Monday, 27 July : Protestors have halted the distribution of synthetic nitrogen fertiliser this morning in Kapuni in Taranaki, citing the chemical’s destructive climate impact.
The Greenpeace activists have locked on to a blockade structure at the entrance to a synthetic fertiliser factory owned by Ballance. They are preventing all trucks from picking up and distributing the “climate killing” chemical.
Around half a million tonnes of synthetic nitrogen fertiliser is used in New Zealand every year. It’s primarily used by the dairy industry to accelerate grass growth and ramp up cow numbers. Intensive dairying is the country’s biggest climate polluter.

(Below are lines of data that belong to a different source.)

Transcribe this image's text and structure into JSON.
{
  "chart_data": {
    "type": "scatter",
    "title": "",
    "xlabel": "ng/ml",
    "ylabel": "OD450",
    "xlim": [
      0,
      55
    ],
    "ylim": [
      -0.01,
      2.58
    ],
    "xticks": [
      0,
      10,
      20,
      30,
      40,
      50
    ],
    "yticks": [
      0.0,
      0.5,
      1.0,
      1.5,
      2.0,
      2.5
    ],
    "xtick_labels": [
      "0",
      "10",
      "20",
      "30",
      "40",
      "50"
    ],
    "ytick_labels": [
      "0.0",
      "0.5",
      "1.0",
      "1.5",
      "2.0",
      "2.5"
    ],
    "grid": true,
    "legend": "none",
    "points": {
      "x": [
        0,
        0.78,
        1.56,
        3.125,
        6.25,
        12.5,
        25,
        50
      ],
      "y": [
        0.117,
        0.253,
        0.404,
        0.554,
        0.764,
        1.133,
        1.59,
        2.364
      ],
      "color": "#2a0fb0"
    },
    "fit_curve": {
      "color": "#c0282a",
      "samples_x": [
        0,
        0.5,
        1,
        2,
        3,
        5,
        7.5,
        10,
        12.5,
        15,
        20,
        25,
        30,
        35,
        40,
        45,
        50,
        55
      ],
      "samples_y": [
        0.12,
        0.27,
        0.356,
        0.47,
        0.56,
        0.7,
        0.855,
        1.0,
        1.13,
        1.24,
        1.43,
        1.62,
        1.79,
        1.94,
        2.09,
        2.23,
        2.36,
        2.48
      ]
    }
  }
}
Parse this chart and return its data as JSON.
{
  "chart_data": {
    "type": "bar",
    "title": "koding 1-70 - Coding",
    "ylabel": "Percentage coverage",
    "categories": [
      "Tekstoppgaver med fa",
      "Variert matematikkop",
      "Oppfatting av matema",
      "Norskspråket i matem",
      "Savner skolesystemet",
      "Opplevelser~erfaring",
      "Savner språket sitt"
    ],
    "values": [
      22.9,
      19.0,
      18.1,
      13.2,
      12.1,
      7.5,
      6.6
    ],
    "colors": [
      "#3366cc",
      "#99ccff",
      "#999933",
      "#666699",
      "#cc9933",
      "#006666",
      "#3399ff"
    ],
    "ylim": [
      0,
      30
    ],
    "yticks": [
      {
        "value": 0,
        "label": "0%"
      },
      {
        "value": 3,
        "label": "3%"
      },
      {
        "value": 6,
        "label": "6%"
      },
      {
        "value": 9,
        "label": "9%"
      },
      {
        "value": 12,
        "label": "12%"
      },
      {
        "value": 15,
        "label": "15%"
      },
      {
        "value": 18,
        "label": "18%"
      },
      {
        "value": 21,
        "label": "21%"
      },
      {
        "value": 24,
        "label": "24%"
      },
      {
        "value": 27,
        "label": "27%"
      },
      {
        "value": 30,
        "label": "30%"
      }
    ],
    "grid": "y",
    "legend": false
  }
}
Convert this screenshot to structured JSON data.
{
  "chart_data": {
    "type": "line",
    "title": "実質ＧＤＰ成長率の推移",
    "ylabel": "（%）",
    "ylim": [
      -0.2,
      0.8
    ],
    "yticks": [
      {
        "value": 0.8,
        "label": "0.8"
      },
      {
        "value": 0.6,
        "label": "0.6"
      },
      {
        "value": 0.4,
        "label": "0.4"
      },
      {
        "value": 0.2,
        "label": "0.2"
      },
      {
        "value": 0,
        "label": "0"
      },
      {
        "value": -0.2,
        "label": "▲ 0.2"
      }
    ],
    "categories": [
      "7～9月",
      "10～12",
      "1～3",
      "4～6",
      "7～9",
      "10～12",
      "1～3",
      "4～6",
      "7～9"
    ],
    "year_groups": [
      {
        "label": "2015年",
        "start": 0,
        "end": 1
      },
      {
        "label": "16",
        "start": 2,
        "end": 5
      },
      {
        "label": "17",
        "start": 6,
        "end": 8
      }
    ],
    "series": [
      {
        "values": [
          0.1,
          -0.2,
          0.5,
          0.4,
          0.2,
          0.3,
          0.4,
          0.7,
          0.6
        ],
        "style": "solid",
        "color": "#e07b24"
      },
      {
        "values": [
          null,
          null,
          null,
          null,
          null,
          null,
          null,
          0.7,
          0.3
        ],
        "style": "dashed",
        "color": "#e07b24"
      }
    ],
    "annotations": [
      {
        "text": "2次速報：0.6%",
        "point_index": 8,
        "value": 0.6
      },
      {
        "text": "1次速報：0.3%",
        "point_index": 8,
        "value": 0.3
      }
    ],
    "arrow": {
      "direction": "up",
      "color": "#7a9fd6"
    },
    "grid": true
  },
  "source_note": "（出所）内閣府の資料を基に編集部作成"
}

Greenpeace agriculture campaigner Gen Toop says that it’s past time the Government tackles the climate impact of synthetic fertiliser and too many cows.
“Today we’re taking matters into our own hands, stopping Ballance from selling the synthetic fertiliser that’s propping up industrial dairying and driving the climate crisis,” Toop says.
“We’re already experiencing the floods, droughts and wildfires that will only become more frequent in a hotter and less stable climate. Meanwhile, Ballance makes a killing cooking up hundreds of thousands of tonnes of this climate-wrecking chemical every year.”
Since 1990, synthetic fertiliser use has climbed 672% and in that time the number of dairy cows has nearly doubled, causing greenhouse gas emissions from intensive dairying to soar.
Synthetic fertiliser is a climate pollutant itself, independent of its effect on cattle numbers. When applied to farmland, the chemical emits more than the entire domestic aviation industry.
Toop says, “Everyone deserves a life free from the ravages of an overheated planet. That means that right now, we need fewer cows, and a full phase-out of synthetic fertiliser.”
Earlier this year the Government announced a cap on synthetic fertiliser use of 190kg per hectare which will come into force mid next year. Toop says that in the midst of a worsening climate crisis, that new cap simply doesn’t cut it.
“Ahead of the election, we’re calling on all political parties to commit to phasing out synthetic fertiliser, and backing farmers to make the shift from intensive dairying into diversified regenerative farming.”